The raw values used in this investigation are attributed to Dienekes Pontikos, author of the Dodecad Ancestry Project.


  1. Hi, Nice blog.
    Just wanted to say that the K12b run did not include the San and Hadza, whose inclusion would eliminate some of these clusters, in addition to shift around the distribution of many of the remaining clusters on a global level. Please take a look at the K9 global run for a relative comparison.

  2. Thank you for your comment; I agree that the exclusion of reference populations from ADMIXTURE (such as the one you stated) will likely lead to a re-shuffling in certain components. However, as African-relevant components are present in trace quantities at best in this particular analysis, the exclusion of the San or Hadza will probably not lead to any significant differences.

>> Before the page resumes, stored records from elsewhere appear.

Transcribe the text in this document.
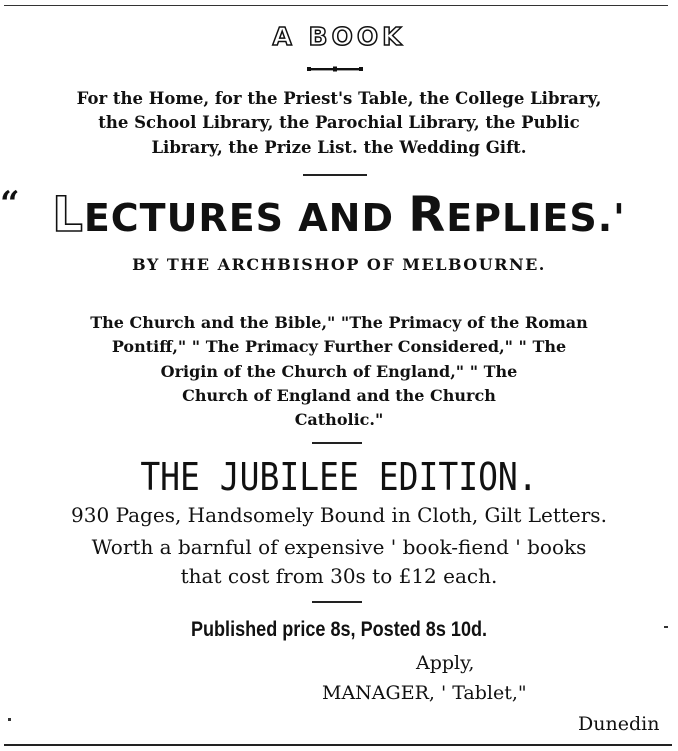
A BOOK
For the Home, for the Priest's Table, the College Library,
the School Library, the Parochial Library, the Public
Library, the Prize List. the Wedding Gift.
“ LECTURES AND REPLIES.'
BY THE ARCHBISHOP OF MELBOURNE.
The Church and the Bible," "The Primacy of the Roman
Pontiff," " The Primacy Further Considered," " The
Origin of the Church of England," " The
Church of England and the Church
Catholic."
THE JUBILEE EDITION.
930 Pages, Handsomely Bound in Cloth, Gilt Letters.
Worth a barnful of expensive ' book-fiend ' books
that cost from 30s to £12 each.
Published price 8s, Posted 8s 10d.
Apply,
MANAGER, ' Tablet,"
Dunedin
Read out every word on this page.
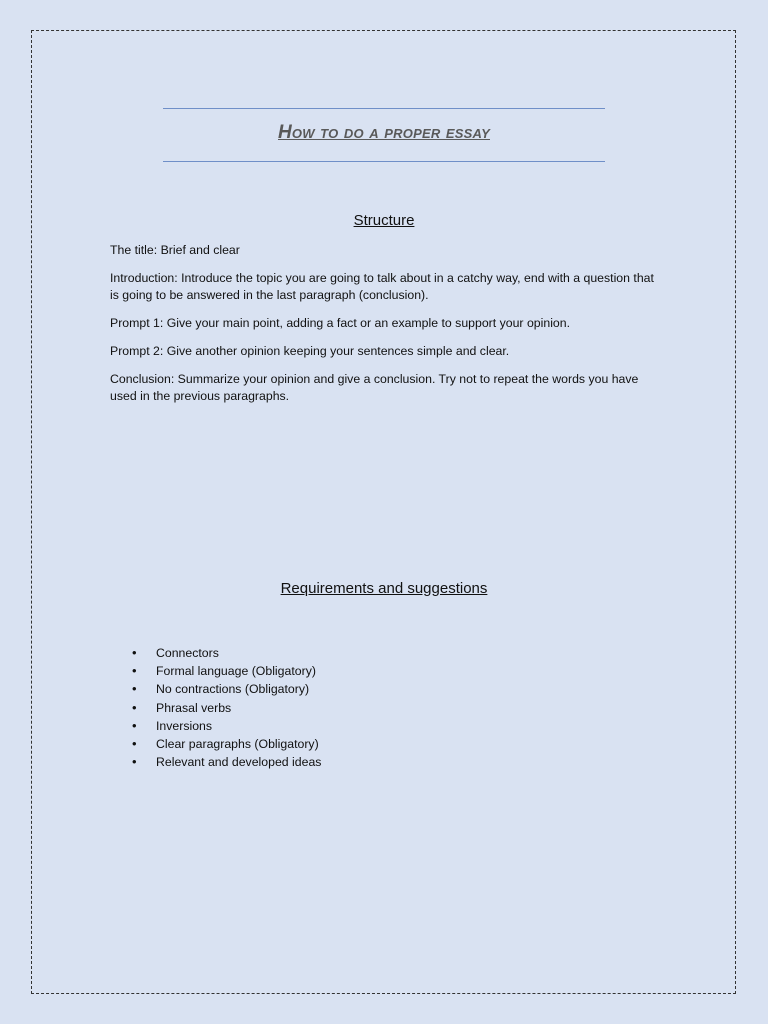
How to do a proper essay
Structure

The title: Brief and clear

Introduction: Introduce the topic you are going to talk about in a catchy way, end with a question that is going to be answered in the last paragraph (conclusion).

Prompt 1: Give your main point, adding a fact or an example to support your opinion.

Prompt 2: Give another opinion keeping your sentences simple and clear.

Conclusion: Summarize your opinion and give a conclusion. Try not to repeat the words you have used in the previous paragraphs.

Requirements and suggestions
• Connectors
• Formal language (Obligatory)
• No contractions (Obligatory)
• Phrasal verbs
• Inversions
• Clear paragraphs (Obligatory)
• Relevant and developed ideas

  3. It is who you remove from the data set that makes a difference, in other words the degree of genetic divergence that a given population has from the data set has a direct impact in which populations a cluster will appear/disappear in and the distribution for the remaining clusters, for instance removing the Chinese and keeping the Japanese in a global data set will have much less of an impact in the distribution of a fixed number clusters than removing the San and keeping the Yoruba in the same data set, since the San are as genetically different from a Yoruba as they are from a European.

    The world 9 global run, which included the SAN and the Hadza, had produced a cluster nick-named “Southern” that was very wide flung, from Northwest Africa to well into West Asia and from Subsaharan East Africa to Southern Europe, here below were what the populations outlined in the topic of your post had scored for the “Southern” Cluster:

    As you can see, this cluster has vanished however in the K12 run, had the same data set of 'World9' been run at the ADMIXTURE, K=12 level this cluster wouldn't simply have vanished.

  4. I respectfully disagree with your first point in this particular context. Removing African reference groups will not significantly effect scores of populations that are almost entirely Eurasian.

    The absence of San or Hadza in the latest run only coincides with the dissolution of the "Southern" component, which has likely consolidated itself into at least the Southwest Asian and Caucasus components.

    You are describing two separate changes from K9b->K12b. That does not necessarily mean one change led to the other. There may have been some intra-component consolidation once the San and Hadza were removed, but the difference is largely accounted for by the increased K=n. Components become unstable beyond a certain K value (as previous Dodecad iterations and the Harappa Project have shown in older posts).

  5. What are the origins of the natives of Khuzestan? I have heard many Arabs say it is an extension os Mesopotamia? Isn't this where the Elamites were settled? The Zagros was supposed to be a barrier to gene flow but it doesn't seem like iranians living West of the Zagros are any different from their Eastern counterparts does it?